The United States desperately needs a temporary compromise in order to avoid falling off the fiscal cliff for which I propose a 4-stage plan and strategy to address their immediate fiscal issues. The thrust of this solution is founded on a problem solving approach that would meet the needs of a bipartisan strategy and would also resolve the impasse resulting from divergent political values and doctrines.

The 4-stage plan includes:

STAGE 1: An immediate agreement to temporarily extend the Bush tax cuts in exchange for temporary relief in the debt ceiling until more permanent measures can be obtained. This agreement would be contingent on a strict timeline for development of a comprehensive and detailed plan and strategy for resolving fiscal issues before the U.S. Federal Government. The timeline would not be allowed to exceed the period of the first two fiscal quarters of 2013 and would be managed in such a manner as to minimize additional debt load. The agreement would also be contingent on a consensus view of the basic means and criteria to be addressed in Stages 2 to 4 of the Strategy. These issues include the following:

(a) Exploration of measures to restructure the existing and projected Federal Government debt loads through means such as debt swapping of interest bearing instruments;

(b) A commitment to review and prioritize essential, preferred, and optional budgetary expenditures;

(c) Immediate restrictions on strictly non-essential overtime expenses provided in the exercise of government services;

(d) Immediate restrictions on contract-letting to non-government third party organizations for non-essential services;

(e) An agreement to develop and overhaul the U.S. Tax Code with a view to establishing tax fairness with minimal impact on the business community.

(f) A commitment to priority areas of government spending, including social security, health care, military, judicial, educational, infrastructure, etc., which should include exploration of viable options for improved means of funding as, for example, may be gained by access of the Federal Government to market-place investments.

STAGE 2: A commitment to provide a detailed Level 2 and 3 Plan to develop recommendations for Items (a) through (f) of Stage 1. This Plan would be developed by the bipartisan House and Senate Committees in close consultation with the Treasury Secretary of the Administration. A firm commitment is required to develop the Level 2 Plan and submit it to Congress before the end of the 2nd Quarter, Fiscal Year 2013. The detailed plan must specify and distinguish those actions that may be taken immediately to address pressing fiscal policy issues, and those actions needed to address long- term structural issues in the fiscal planning.

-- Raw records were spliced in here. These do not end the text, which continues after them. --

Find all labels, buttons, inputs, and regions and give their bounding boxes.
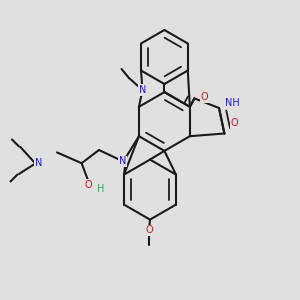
Text: O: O — [230, 118, 238, 128]
Text: N: N — [119, 156, 126, 166]
Text: H: H — [97, 184, 104, 194]
Text: N: N — [139, 85, 146, 95]
Text: NH: NH — [225, 98, 240, 108]
Text: O: O — [146, 225, 153, 236]
Text: N: N — [35, 158, 42, 169]
Text: O: O — [200, 92, 208, 102]
Text: O: O — [85, 179, 92, 190]
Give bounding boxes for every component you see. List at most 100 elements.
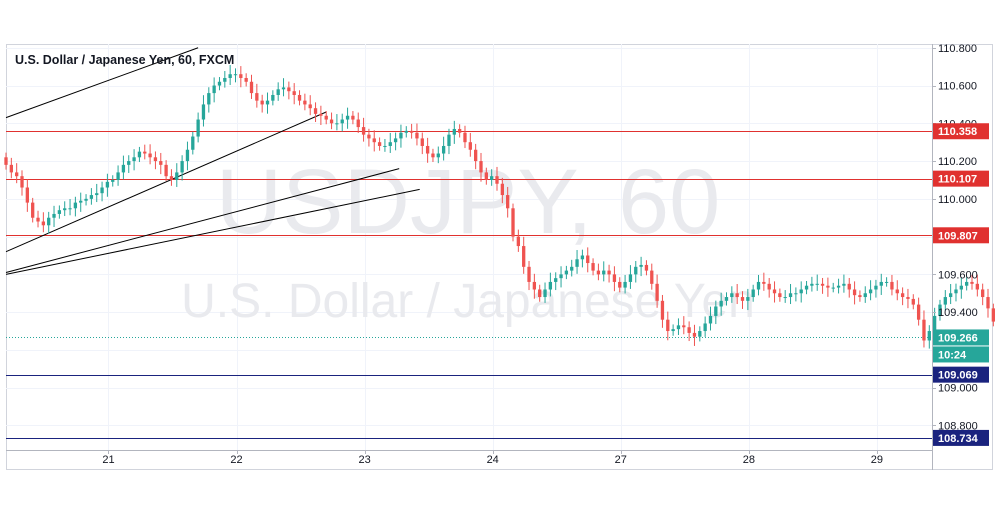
- candle-body: [201, 104, 206, 120]
- time-axis[interactable]: 21 22 23 24 27 28 29: [102, 450, 883, 466]
- candle-body: [511, 208, 515, 237]
- candle-body: [15, 172, 19, 177]
- candle-body: [666, 319, 670, 332]
- candle-body: [175, 172, 179, 180]
- level-badge-bg: [933, 366, 989, 383]
- candle-body: [41, 221, 46, 226]
- candle-body: [746, 297, 750, 301]
- price-badges: 110.358 110.107 109.807 109.069 108.734 109.2…: [933, 123, 989, 446]
- candle-body: [516, 236, 521, 247]
- candle-body: [532, 281, 537, 290]
- candle-body: [794, 293, 798, 295]
- last-price-badge-bg: [933, 329, 989, 346]
- price-tick-label: 110.600: [938, 81, 977, 93]
- candle-body: [393, 138, 398, 143]
- candle-body: [383, 145, 387, 147]
- candle-body: [628, 274, 633, 282]
- candle-body: [836, 285, 841, 288]
- candle-body: [185, 149, 190, 162]
- candle-body: [148, 153, 152, 158]
- candle-body: [31, 202, 35, 218]
- time-tick-label: 29: [871, 454, 883, 466]
- candle-body: [244, 77, 248, 82]
- candle-body: [196, 119, 200, 137]
- candle-body: [329, 119, 334, 124]
- candle-body: [63, 208, 67, 211]
- candle-body: [95, 193, 99, 196]
- candle-body: [730, 293, 734, 298]
- candle-body: [484, 172, 488, 180]
- candle-body: [943, 297, 947, 305]
- candle-body: [724, 297, 729, 301]
- candle-body: [474, 149, 478, 162]
- candle-body: [564, 270, 569, 275]
- level-badge: 109.069: [938, 370, 978, 382]
- candle-body: [351, 115, 355, 120]
- candle-body: [900, 293, 905, 298]
- trendline: [5, 111, 327, 253]
- candle-body: [116, 172, 120, 180]
- time-tick-label: 22: [230, 454, 242, 466]
- candle-body: [388, 142, 392, 146]
- candle-body: [820, 283, 825, 286]
- candle-body: [842, 283, 846, 286]
- countdown-badge-bg: [933, 346, 989, 363]
- candles: [4, 64, 995, 349]
- candle-body: [447, 134, 451, 146]
- candle-body: [698, 331, 702, 337]
- candle-body: [719, 300, 723, 307]
- trendline: [5, 47, 199, 119]
- candle-body: [345, 115, 350, 120]
- candle-body: [137, 151, 142, 158]
- candle-body: [436, 153, 440, 158]
- candle-body: [826, 285, 830, 288]
- candle-body: [468, 142, 472, 150]
- candle-body: [276, 89, 280, 95]
- candle-body: [361, 127, 366, 135]
- candle-body: [84, 198, 88, 201]
- candle-body: [297, 94, 302, 101]
- time-tick-label: 23: [358, 454, 370, 466]
- candle-body: [655, 283, 659, 301]
- candle-body: [986, 297, 990, 309]
- candle-body: [965, 281, 969, 286]
- candle-body: [260, 100, 264, 105]
- candle-body: [810, 283, 814, 286]
- candle-body: [73, 202, 78, 209]
- candle-body: [404, 130, 408, 133]
- candle-body: [676, 325, 681, 330]
- candle-body: [265, 100, 270, 105]
- time-tick-label: 21: [102, 454, 114, 466]
- candle-body: [527, 266, 531, 282]
- candle-body: [420, 138, 424, 146]
- candle-body: [596, 270, 601, 275]
- time-tick-label: 28: [743, 454, 755, 466]
- level-badge: 110.107: [938, 174, 977, 186]
- candle-body: [356, 119, 360, 128]
- last-price-badge: 109.266: [938, 332, 978, 344]
- candle-body: [634, 266, 638, 275]
- candle-body: [639, 264, 643, 267]
- candle-body: [783, 297, 787, 299]
- candle-body: [762, 281, 766, 284]
- candle-body: [121, 164, 126, 173]
- candle-body: [772, 289, 777, 294]
- candle-body: [858, 295, 862, 298]
- level-badge: 110.358: [938, 126, 977, 138]
- candle-body: [506, 195, 510, 209]
- candle-body: [612, 274, 617, 282]
- trendline: [5, 188, 420, 275]
- candle-body: [9, 164, 13, 173]
- candle-body: [863, 293, 867, 298]
- candle-body: [916, 304, 921, 320]
- candle-body: [975, 283, 979, 290]
- candle-body: [255, 93, 259, 101]
- candle-body: [153, 157, 158, 162]
- candle-body: [324, 115, 328, 120]
- countdown-badge: 10:24: [938, 349, 967, 361]
- candle-body: [415, 132, 419, 139]
- candle-body: [495, 176, 499, 184]
- candle-body: [847, 283, 851, 290]
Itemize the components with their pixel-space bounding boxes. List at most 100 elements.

STAGE 3: A commitment to pass legislation by the 3rd Quarter to take the immediate actions identified in Stage 2. The timeline should be coincidental with the expiration of the extended Bush tax cuts, and the extended relief of the debt ceiling provided in Stage 1.

STAGE 4: The passage of a bill to overhaul the U.S. Tax Code to address the long-term structural fiscal issues optimizing for both the prioritized government services and investments, as well as to spur and secure continued health and robustness in the U.S. Business Sector.